As this volume of Ultimate Record Collection proceeds, it becomes obvious how Bowie’s new music also enjoyed a knowing relationship with his past. This might be obvious on the likes of the VH1 Storytellers album, where Bowie reaches back as far as “Can’t Help Thinking About Me”. Elsewhere though, there’s grounds for thinking that the knowing glances to his earlier self (on the “Buddha Of Suburbia” single, say) ultimately build towards a wonderful circularity.
Designer Jonathan Barnbrook helped develop this self-reference in the brace of sleeve art from The Next Day, an album in which Bowie explicitly referenced his past work. Musically, Bowie’s last works, Blackstar and the Lazarus musical referenced his earliest. He left us much as he found us as an emerging talent in the late 1960s: a musician with a deep affinity for jazz and with an interest in developing some strong ideas for musical theatre. As the artwork of his latest lifetime compilation had it, clearly everything had changed – but at the same time, in the fundamentals of the man’s enthusiasms and passion, nothing had changed at all.

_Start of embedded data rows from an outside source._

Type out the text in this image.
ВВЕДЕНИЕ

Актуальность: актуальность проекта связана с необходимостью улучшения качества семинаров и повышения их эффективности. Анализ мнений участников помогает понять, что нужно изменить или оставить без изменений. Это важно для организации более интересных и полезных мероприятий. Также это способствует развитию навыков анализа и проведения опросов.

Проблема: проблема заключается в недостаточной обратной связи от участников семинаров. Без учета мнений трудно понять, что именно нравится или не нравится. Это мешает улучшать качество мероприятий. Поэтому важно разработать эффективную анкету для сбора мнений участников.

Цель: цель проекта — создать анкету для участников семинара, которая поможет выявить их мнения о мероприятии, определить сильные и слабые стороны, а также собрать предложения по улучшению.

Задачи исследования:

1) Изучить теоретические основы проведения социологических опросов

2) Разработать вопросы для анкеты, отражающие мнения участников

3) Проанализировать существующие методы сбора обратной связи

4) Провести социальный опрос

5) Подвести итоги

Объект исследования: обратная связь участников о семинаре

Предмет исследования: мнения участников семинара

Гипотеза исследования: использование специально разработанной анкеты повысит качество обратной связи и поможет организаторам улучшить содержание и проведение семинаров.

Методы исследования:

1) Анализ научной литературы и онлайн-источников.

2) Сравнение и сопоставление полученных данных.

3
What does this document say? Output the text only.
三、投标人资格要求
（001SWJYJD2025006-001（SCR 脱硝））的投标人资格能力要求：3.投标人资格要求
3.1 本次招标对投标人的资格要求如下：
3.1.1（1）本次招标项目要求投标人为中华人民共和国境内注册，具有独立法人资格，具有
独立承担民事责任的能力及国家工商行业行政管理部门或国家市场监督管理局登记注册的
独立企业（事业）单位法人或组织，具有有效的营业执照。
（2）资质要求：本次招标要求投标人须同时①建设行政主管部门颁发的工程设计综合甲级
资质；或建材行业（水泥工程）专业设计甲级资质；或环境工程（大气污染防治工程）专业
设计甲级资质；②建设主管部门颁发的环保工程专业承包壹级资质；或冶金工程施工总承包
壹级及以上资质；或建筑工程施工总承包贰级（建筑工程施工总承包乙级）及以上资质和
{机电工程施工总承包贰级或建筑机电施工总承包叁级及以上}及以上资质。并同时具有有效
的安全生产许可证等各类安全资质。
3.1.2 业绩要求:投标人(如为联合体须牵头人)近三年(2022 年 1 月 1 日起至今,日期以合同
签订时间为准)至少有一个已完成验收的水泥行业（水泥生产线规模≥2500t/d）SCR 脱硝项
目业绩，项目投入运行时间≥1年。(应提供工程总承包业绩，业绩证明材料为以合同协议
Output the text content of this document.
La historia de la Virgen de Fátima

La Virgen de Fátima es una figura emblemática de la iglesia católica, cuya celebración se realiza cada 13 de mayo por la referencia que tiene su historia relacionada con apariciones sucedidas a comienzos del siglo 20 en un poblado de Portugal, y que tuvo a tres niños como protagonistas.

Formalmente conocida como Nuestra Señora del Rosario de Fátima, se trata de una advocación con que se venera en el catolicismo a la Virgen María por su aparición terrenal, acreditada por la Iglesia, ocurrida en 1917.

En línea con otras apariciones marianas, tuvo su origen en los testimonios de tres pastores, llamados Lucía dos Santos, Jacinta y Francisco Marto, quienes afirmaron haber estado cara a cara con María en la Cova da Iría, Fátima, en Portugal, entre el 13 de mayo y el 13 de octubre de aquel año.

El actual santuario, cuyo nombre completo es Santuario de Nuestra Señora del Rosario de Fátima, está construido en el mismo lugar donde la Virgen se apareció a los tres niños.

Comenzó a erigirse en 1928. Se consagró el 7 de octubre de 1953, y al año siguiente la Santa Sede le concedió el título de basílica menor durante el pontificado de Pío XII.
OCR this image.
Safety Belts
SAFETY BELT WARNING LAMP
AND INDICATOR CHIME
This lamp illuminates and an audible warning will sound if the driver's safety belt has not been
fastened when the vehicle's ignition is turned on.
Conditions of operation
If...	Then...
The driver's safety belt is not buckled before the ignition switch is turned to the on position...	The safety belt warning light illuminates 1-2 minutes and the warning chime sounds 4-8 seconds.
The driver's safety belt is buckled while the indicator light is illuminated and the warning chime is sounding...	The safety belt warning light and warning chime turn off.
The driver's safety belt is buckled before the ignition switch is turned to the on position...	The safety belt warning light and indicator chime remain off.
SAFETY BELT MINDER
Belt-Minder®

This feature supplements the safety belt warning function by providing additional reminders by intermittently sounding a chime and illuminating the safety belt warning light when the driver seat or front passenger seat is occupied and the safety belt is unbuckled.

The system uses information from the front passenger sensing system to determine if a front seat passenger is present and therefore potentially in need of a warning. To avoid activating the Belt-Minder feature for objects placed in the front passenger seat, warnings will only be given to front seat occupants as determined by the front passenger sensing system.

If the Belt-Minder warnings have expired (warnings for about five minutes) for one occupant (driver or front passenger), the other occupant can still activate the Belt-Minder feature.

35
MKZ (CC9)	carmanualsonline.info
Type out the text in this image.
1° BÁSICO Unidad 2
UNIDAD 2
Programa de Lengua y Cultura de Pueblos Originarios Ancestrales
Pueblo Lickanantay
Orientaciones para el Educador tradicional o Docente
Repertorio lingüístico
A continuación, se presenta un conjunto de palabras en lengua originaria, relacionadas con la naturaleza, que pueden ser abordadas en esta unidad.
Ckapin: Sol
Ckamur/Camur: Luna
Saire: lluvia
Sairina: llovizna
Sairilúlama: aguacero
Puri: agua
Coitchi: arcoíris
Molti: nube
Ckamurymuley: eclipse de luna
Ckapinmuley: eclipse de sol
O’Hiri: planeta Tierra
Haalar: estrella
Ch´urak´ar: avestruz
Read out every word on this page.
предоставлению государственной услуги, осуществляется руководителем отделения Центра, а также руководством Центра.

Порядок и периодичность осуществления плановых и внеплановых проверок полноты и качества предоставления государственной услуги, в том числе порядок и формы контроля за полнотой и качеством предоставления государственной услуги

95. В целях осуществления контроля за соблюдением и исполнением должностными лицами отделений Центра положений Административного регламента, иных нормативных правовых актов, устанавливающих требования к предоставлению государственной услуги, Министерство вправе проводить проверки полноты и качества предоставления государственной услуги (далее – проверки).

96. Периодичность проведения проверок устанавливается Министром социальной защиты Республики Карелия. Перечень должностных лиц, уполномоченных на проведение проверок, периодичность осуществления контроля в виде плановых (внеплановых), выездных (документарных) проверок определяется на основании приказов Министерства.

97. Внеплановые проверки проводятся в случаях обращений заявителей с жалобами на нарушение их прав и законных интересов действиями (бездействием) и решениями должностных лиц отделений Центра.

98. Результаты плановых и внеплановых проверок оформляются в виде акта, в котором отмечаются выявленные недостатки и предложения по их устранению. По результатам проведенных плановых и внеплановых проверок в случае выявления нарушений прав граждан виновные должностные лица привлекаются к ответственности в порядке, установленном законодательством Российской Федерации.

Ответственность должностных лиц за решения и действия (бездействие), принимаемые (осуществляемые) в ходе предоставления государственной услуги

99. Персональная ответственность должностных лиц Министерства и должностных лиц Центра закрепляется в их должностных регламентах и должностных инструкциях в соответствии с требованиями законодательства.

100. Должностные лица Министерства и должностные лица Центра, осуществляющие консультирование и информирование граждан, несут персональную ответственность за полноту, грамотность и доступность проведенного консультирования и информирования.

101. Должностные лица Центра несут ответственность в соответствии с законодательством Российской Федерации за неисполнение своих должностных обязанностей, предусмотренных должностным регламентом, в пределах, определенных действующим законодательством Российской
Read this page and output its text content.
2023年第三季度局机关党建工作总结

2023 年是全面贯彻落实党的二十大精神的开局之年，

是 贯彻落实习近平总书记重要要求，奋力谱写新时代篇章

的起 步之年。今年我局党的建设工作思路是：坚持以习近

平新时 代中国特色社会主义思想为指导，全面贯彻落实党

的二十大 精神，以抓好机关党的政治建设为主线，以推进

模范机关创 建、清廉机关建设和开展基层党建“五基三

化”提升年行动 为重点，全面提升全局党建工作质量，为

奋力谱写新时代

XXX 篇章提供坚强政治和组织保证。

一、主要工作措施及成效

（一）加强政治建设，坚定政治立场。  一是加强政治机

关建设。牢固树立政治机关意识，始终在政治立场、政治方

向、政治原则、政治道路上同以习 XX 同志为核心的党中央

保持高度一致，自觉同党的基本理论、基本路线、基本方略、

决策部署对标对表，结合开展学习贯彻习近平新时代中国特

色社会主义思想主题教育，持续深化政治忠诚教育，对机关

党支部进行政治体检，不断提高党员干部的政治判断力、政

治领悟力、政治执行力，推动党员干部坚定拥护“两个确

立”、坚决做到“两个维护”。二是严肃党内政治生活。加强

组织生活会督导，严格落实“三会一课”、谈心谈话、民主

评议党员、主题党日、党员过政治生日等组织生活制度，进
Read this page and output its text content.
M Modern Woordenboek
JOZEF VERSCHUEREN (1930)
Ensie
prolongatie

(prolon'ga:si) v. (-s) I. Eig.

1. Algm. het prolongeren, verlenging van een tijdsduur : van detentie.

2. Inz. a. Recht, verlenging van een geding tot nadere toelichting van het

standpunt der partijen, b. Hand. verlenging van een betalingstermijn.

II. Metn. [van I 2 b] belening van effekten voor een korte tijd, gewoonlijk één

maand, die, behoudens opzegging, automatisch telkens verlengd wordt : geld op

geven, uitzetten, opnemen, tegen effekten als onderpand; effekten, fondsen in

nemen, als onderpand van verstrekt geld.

As musical director Henry Hey tells us of Bowie’s work on Lazarus: “I was aware it might be his last project, but I never thought of it like that. Just like he didn’t want his fame to define him when he was working with people, he didn’t want his illness to define him. He was only about positive energy and excitement for the creative process. He would bring this beautiful energy to it.”